Stop everything. They have oreo straws to drink milk with and then you eat the straw. I think i just got turned on by a cookie commercial.
And just as he was about to come, he screamed "Oh Christy!!"
What's wrong with that? Your name IS christy.
He then said, "Oh shit, sorry Julie."
Dude, no matter how drunk you are, it's not okay to hug every other guy at a strip club. Mainly because boners are far too common.
I lost my virginity in that bed. You just layed in history.
ok, she started talking about how she swears her step dad killed her mom. starting to back out of this one
I just fell down my stairs. I know that you are 6 hours away but please come pick me up. I promise I will still be here on the stairs.
Your drinking has interfered with your drinking. I bet you could get a scholarship to a rehab. Thats pro-level
I hope my orgasm sounds aren't secretly that bad and no one tells me
How does this dude know what a dying walrus sounds like? That's the real question
I guess I realized I had a problem when I ordered 4 shots and told the bar wench to pour them all into 1 glass
Just killed a snake in my bed! And by killed I mean hit repeatedly with my fist. And by snake I mean a lump in the covers. And I pissed my pants.
On the bright side, only one more day until we aren't sober anymore.
I'm at a sex party and there's a guy in an ICP jersey and trip pants.

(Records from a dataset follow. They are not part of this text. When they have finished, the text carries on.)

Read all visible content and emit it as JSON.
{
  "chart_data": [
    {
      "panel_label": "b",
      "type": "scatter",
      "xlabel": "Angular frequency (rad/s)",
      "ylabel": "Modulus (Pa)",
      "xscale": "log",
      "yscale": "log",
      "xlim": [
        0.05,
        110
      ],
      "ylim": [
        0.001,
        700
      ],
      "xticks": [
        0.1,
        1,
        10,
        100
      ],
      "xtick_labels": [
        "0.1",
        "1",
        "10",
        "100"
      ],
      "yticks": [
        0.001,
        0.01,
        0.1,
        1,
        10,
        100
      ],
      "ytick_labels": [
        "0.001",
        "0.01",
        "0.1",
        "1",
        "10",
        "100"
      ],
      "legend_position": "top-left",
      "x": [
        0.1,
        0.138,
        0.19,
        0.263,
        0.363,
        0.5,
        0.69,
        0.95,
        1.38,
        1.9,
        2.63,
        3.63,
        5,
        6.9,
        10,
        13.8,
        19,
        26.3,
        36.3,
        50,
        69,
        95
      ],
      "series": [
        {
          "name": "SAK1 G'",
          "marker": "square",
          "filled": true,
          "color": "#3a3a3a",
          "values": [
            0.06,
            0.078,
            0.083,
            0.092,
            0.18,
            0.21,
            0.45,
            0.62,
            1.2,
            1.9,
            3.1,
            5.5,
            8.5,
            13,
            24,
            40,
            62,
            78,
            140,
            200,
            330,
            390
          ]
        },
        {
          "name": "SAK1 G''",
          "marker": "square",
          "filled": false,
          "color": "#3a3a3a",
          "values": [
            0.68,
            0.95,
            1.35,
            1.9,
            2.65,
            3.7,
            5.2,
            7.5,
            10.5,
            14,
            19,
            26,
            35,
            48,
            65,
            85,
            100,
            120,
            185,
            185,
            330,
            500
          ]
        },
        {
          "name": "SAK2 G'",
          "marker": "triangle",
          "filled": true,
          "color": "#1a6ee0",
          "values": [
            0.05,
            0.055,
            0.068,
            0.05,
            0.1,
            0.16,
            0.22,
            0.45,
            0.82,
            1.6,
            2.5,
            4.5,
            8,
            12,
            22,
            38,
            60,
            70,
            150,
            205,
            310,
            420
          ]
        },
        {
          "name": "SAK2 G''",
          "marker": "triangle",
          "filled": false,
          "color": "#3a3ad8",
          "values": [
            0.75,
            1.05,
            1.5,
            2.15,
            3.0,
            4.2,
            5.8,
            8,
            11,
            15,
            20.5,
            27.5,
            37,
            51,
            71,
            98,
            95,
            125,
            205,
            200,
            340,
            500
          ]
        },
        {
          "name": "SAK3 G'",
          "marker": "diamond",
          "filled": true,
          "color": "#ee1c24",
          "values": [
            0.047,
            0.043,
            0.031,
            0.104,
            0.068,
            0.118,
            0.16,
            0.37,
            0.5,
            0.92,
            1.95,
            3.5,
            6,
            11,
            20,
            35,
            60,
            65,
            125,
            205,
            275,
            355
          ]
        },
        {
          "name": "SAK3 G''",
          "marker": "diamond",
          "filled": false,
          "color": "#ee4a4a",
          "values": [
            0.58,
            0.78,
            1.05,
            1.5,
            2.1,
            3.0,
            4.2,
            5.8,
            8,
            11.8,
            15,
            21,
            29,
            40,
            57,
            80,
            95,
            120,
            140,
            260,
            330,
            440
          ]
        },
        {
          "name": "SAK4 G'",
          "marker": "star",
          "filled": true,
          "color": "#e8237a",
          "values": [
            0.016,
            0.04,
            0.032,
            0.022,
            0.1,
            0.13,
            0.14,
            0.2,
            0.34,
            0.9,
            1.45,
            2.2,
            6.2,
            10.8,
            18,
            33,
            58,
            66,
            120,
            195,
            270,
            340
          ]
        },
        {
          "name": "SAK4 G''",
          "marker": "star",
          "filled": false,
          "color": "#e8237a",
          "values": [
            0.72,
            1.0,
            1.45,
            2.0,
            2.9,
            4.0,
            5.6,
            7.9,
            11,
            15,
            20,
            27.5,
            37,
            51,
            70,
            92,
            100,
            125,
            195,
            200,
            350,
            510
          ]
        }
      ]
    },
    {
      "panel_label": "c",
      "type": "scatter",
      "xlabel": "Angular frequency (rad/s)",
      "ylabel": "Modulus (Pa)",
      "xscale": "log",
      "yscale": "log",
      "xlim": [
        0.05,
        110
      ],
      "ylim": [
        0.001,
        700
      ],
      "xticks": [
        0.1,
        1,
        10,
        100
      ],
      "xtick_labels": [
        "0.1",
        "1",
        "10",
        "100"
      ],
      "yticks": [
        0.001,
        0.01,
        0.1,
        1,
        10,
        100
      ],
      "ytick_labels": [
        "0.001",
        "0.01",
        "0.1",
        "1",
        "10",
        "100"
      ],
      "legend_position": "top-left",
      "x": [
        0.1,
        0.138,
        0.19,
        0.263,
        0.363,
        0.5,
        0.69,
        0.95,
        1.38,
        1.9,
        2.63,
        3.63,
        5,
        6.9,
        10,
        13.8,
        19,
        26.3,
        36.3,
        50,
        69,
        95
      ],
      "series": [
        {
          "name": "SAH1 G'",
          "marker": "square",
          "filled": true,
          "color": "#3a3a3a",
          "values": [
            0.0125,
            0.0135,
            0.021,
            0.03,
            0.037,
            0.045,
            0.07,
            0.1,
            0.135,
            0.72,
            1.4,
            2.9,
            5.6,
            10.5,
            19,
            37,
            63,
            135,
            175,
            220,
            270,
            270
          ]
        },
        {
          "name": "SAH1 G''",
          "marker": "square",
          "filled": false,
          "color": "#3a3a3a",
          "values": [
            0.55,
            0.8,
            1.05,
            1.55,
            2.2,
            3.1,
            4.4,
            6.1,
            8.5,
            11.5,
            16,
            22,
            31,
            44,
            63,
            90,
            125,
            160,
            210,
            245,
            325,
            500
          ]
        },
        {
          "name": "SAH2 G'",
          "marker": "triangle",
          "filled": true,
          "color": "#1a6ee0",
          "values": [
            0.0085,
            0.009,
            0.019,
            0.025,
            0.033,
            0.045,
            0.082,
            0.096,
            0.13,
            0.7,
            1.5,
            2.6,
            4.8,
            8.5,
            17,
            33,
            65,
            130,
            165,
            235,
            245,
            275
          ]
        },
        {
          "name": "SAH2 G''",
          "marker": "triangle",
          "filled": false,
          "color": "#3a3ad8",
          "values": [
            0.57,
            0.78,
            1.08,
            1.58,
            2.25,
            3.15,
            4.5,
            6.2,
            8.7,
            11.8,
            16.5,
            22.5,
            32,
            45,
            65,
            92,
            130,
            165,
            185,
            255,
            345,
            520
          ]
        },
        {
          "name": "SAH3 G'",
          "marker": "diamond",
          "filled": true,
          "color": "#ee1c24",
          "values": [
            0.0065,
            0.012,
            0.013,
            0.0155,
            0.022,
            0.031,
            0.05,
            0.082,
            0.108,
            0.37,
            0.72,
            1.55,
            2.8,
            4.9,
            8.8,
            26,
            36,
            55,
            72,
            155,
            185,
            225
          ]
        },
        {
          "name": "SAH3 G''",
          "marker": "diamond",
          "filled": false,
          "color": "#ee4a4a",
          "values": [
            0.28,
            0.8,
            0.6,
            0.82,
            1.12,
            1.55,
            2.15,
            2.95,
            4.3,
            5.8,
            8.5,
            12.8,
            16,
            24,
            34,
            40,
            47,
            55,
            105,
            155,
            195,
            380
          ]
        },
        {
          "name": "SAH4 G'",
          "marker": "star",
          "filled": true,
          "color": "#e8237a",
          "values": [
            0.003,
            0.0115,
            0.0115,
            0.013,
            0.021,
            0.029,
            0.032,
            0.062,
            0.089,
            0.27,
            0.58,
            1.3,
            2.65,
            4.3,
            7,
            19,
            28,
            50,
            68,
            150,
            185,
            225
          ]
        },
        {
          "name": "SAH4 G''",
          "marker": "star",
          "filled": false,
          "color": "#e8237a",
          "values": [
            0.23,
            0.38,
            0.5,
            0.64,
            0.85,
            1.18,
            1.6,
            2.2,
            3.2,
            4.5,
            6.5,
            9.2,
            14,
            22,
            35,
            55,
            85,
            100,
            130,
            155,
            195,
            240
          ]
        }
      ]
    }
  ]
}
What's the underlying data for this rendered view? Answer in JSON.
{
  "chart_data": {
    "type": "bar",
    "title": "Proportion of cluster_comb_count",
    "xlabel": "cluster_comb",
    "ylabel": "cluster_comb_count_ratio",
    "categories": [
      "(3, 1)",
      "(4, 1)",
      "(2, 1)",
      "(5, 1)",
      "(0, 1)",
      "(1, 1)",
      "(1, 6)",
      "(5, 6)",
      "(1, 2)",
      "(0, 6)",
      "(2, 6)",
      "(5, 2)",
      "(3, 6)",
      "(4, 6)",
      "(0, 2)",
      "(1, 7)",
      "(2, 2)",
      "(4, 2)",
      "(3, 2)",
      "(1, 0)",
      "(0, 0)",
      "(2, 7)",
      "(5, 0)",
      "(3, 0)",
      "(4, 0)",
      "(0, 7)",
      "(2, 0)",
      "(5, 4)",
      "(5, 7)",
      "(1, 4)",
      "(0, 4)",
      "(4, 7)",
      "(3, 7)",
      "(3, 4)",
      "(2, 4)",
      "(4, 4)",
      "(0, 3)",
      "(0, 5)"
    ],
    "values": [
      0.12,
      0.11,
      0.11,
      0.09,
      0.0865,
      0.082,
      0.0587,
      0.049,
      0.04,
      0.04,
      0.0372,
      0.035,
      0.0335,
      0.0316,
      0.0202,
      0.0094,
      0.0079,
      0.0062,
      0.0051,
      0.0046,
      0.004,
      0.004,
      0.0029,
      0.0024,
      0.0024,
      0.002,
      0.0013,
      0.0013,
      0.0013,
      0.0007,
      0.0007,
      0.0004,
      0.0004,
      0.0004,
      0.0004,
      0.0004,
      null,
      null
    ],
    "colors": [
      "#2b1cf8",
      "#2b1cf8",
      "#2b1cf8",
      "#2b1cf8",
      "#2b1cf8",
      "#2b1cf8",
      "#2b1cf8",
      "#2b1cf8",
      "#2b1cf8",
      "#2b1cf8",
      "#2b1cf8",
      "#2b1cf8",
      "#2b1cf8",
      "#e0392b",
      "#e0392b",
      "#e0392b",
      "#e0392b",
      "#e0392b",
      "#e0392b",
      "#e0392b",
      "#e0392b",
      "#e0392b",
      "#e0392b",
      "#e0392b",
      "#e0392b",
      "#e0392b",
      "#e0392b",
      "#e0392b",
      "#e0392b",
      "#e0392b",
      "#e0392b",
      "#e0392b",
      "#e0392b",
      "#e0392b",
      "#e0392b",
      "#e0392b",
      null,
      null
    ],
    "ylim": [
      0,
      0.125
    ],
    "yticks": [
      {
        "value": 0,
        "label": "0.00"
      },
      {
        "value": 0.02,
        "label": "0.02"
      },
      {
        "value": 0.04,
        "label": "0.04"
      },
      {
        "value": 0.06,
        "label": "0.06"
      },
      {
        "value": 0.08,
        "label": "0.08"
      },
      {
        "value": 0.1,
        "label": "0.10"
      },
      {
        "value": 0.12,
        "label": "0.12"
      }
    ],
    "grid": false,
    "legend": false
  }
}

I see now that this is the moment in the movie of my life I recognize I have a problem
you are singlehandedly the most cursed object the universe ever conceived
Do toy wanna orseer frim onedof tjose plaves? Sry textimg with globes on
Gloves*
Out of all the words to correct, you chose gloves??
ugh, my whole family is going ape shit over my sister's pregnancy blog. I dont get it? Anyone can get knocked up! I had rebound sex with a new york ranger last night, now that is something to fucking blog about.